Sports enthusiasts among you may have tuned in to Eternal Glory on ITV to see eight sports stars emerging from retirement to compete against each other in tough physical and mental challenges. Youth Sport Trust ambassador Gail Emms, former world champion and silver medallist at the Athens Olympic Games with mixed badminton doubles partner Nathan Robertson, was crowned the Eternal Glory Champion. Here she talks about her experiences on the show and how competitiveness is an attribute not only in professional sports but one to be celebrated in schools.  

Before knowing who I was up against on Eternal Glory, I was genuinely scared about looking stupid – particularly in front of my family. The first I knew about who I would be up against was when my seven fellow competitors also arrived at the airport to travel to Croatia.

It sounds silly from a grown woman, but the heightened nerves brought back those feelings from my first day at school.

Fortunately the worries subsided as soon as I met the brilliant mix of people who all turned out to be a good laugh throughout. Through sport we all found ourselves in the same place; not just geographically, but also in adjusting to life in retirement from professional competition.

My competitive spirit was a primary driver for my agreeing to the show, but I was also interested in the range of activities involved as well as being on a level-playing field with athletes from a range of sports including men – particularly the ‘man-beast’ that is James Cracknell (in this context, that’s a compliment)!  Being the girl in the Badminton mixed doubles I always felt viewed as the weak one, but I wanted to prove people wrong. Being so competitive I wanted to show that girls can do it.

My school definitely helped me channel my competitive streak along a positive path, eventually leading to my Olympic dream. It was an ultra competitive girls’ school where across the whole curriculum, including sport, we were taught that women could take on the world.

In practice - as I’m sure all teachers will know - this isn’t always so easy.
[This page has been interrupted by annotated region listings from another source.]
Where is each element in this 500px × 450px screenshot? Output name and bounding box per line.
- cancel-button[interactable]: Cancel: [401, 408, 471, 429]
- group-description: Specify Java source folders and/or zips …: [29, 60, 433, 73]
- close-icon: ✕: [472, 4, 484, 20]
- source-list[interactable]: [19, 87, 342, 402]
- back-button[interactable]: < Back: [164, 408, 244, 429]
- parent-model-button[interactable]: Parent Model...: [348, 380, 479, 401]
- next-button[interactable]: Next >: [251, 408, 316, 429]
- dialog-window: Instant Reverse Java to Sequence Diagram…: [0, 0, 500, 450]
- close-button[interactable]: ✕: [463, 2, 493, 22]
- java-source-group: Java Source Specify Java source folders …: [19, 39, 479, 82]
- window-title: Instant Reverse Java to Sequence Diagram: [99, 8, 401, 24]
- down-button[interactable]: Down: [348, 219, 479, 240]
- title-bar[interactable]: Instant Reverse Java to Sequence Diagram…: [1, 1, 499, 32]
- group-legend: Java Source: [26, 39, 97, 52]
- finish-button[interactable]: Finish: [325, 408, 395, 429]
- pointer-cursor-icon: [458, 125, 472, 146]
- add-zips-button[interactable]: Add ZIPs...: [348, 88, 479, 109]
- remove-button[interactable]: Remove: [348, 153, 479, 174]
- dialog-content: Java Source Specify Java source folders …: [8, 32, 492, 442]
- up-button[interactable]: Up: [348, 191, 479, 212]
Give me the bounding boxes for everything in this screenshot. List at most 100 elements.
School girls can be horrible with their cutting personal remarks but I believe that sport and physical education can help address these issues. I wasn’t immune from being on the receiving end of nasty comments from my peers, but my teachers would make us talk our issues through together. My teachers taught a valuable lesson in highlighting the importance of face-to-face communication in resolving conflict.

The scary thing these days is that it is all too easy for students to hide behind a screen. But sport and physical activity can encourage young people out from behind their computers to enjoy time face-to- face and through it build the confidence to resolve conflicts that arise.

Maybe it was my competitive spirit that sometimes caused the problem with my peers, but I feel strongly that competitiveness should be seen and celebrated by teachers, as any other attribute.

It’s also important to see the different guises of competitiveness being embraced by teachers. Students like me with a clear and open competitive personality are easy to spot and any carrot dangled in front of them will be snapped up!  But for others, whose competitive streak is more hidden, it’s important to find what motives and inspires them. I believe everyone has a competitive streak, it’s just that different people present it and respond in different ways – as seen by the range of athletes and their varying approaches taken on Eternal Glory.